|Study location||United Kingdom, Birmingham|
|Type||Master courses, full-time|
|Nominal duration||1 year|
|Tuition fee||To be confirmed|
Undergraduate diploma (or higher)
At least a Bachelor degree or postgraduate diploma from a UK university or equivalent. The degree must be in a relevant subject.
Applicants need an Honours degree in a relevant subject, such as History, Politics, Cultural Studies, normally of an upper second-class standard.
The entry qualification documents are accepted in the following languages: English.
Often you can get a suitable transcript from your school. If this is not the case, you will need official translations along with verified copies of the original.

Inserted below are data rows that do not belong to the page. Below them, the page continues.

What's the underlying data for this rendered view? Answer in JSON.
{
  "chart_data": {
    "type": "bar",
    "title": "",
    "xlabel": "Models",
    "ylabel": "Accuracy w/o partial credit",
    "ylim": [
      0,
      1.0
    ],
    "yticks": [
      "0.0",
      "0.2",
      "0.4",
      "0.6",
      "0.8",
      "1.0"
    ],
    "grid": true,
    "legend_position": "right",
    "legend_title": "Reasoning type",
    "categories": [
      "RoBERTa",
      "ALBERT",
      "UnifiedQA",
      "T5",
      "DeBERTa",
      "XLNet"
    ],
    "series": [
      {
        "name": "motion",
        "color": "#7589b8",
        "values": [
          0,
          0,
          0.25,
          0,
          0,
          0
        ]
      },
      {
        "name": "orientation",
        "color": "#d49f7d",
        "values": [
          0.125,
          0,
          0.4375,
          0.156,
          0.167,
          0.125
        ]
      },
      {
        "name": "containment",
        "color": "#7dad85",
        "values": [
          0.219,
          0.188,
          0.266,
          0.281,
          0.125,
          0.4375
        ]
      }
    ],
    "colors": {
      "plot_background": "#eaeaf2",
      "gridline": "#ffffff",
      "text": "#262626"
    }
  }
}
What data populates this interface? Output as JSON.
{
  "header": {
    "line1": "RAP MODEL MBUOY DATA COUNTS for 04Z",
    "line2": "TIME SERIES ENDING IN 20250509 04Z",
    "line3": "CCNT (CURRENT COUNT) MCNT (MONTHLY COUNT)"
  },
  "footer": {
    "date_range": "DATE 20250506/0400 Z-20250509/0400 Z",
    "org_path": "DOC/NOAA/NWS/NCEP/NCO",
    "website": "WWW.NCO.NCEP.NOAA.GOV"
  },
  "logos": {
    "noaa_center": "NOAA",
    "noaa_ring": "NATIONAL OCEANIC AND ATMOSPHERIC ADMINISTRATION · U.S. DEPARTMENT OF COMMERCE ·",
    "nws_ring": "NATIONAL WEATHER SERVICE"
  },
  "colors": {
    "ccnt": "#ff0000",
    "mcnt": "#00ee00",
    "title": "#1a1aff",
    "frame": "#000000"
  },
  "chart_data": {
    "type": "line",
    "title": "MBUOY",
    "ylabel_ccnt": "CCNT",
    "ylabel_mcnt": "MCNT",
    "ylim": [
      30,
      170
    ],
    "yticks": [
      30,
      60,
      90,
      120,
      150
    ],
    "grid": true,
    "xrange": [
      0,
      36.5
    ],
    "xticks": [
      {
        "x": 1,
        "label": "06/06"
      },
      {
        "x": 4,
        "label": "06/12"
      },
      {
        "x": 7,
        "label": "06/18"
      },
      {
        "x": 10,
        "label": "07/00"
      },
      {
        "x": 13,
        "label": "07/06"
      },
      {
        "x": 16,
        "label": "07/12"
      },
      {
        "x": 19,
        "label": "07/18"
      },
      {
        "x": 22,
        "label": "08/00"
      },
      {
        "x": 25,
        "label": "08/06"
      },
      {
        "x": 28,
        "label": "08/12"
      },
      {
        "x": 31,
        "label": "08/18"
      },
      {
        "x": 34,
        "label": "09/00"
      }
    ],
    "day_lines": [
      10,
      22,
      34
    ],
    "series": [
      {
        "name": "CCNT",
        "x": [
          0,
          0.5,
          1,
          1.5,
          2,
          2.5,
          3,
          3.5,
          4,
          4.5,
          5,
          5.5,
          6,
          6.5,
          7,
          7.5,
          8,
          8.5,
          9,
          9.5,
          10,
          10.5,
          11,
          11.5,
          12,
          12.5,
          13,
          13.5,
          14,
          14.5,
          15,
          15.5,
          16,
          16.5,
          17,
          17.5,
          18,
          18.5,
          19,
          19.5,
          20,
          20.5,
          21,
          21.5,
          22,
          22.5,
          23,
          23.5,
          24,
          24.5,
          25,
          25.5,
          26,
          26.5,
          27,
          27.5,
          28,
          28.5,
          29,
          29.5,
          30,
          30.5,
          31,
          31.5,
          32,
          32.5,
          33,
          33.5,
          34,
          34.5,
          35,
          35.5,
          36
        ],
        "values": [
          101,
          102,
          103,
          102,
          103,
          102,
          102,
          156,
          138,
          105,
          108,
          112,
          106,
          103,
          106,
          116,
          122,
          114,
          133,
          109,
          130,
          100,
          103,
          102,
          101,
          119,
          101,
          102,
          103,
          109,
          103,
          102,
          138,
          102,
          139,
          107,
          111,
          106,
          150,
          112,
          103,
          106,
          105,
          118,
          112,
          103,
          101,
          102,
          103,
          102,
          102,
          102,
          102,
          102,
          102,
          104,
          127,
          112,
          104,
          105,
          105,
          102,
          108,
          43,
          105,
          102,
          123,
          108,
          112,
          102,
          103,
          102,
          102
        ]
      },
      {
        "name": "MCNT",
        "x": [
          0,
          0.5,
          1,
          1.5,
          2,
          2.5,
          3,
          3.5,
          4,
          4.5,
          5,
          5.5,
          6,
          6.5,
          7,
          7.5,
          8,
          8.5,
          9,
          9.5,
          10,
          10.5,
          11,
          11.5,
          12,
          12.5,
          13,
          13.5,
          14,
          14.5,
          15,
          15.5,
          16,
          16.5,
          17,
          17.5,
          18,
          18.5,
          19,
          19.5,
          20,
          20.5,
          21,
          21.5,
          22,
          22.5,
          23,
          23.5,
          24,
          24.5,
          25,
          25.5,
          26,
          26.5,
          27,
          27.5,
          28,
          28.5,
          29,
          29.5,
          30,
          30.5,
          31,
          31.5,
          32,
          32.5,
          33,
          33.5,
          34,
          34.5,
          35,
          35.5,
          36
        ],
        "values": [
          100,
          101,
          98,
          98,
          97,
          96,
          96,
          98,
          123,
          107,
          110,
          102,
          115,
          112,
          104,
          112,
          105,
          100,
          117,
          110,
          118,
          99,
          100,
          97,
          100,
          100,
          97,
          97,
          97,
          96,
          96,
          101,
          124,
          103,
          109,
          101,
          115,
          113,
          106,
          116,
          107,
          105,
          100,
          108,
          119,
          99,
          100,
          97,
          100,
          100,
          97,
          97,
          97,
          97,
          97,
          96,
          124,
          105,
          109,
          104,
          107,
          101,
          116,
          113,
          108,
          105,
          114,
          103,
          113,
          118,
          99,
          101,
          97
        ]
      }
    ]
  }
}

Upload documents in original language and translations. Take originals along when you go to study.
IELTS : Score 6.5 with no less than 6.0 in any band. Or Cambridge English(CAE): Advanced Minimum overall score of 176, with no less than 169 in any component.
Please note: TOEFL IBT test will not be accepted for September 2015 entry.
At least 2 reference(s) should be provided.
Two academic references (or if appropriate to the programme applied for, one could be from your employer).
This programme combines the approaches of religious, social, cultural and political historians to take a fresh look at early modern history. It is taught by leading scholars whose expertise covers the cultural and religious landscape of the late-medieval world, the Catholic and Protestant Reformations, new world discoveries and the political and cultural worlds of sixteenth- and seventeenth-century England and Europe. This gives you a rich variety of options, and a wide range of possibilities for your dissertation topic. The programme also offers comprehensive research training opportunities, providing the ideal grounding for going on to undertake a PhD in this area.
This programme is run out of the Centre for Reformation and Early Modern Studies, one of the most dynamic concentrations of early modern historians in the country. We have more than half a dozen full-time academic staff with expertise in the period c.1500-1800 in History alone, with geographical coverage including local (West Midlands) history, Germany, Italy, and the wider world. CREMS also has excellent links with staff in English, the Shakespeare Institute, History of Art, and elsewhere.
This MA is designed to give you a firm grounding in current themes and debates in early modern history, with a focus on the religious and cultural history of sixteenth- and seventeenth-century Britain and Europe. A wide range of options allow you to specialise in an area of your choice, and comprehensive training opportunities will help to prepare you to embark upon a significant research project. In recent years, scholars have moved beyond a traditional, narrow concern with elite religion and high politics to explore the cultural, material and social histories of the early modern period, including the Renaissance and the Reformation.
The whole subject has becoming increasingly interdisciplinary, with researchers drawing on the insights of anthropology, sociology, cultural and literary studies, art history, and musicology, as well as history. Topics such as violence, clothing, gender, exploration, art, drama, music and material culture have come to be seen as crucial to an understanding of the transformations that were taking place. These new approaches are integral to the teaching and research training provided on this course. There is also an annual field trip, designed to explore key themes and issues outside of the classroom, in the context of key buildings, documents and historical artefacts.
You will study two core modules (full descriptions available below):
Religious Reformations in Early Modern Britain and Europe
Research Methods and Skills
You will also choose an optional special subject module and complete a 15,000-word dissertation on an agreed topic which relates to the history of any of the areas covered by the course..
Over the past five years, over 92% of History postgraduates were in work and/or further study six months after graduation. Some of our History postgraduates go on to use their studies directly, for example in heritage, museum or archivist work. Others use their transferable skills in a range of occupations from finance to civil service to fundraising. Employers that graduates have gone on to work for include: Alcester Heritage Network; HSBC; KPMG; Ministry of Defence; and the National Trust.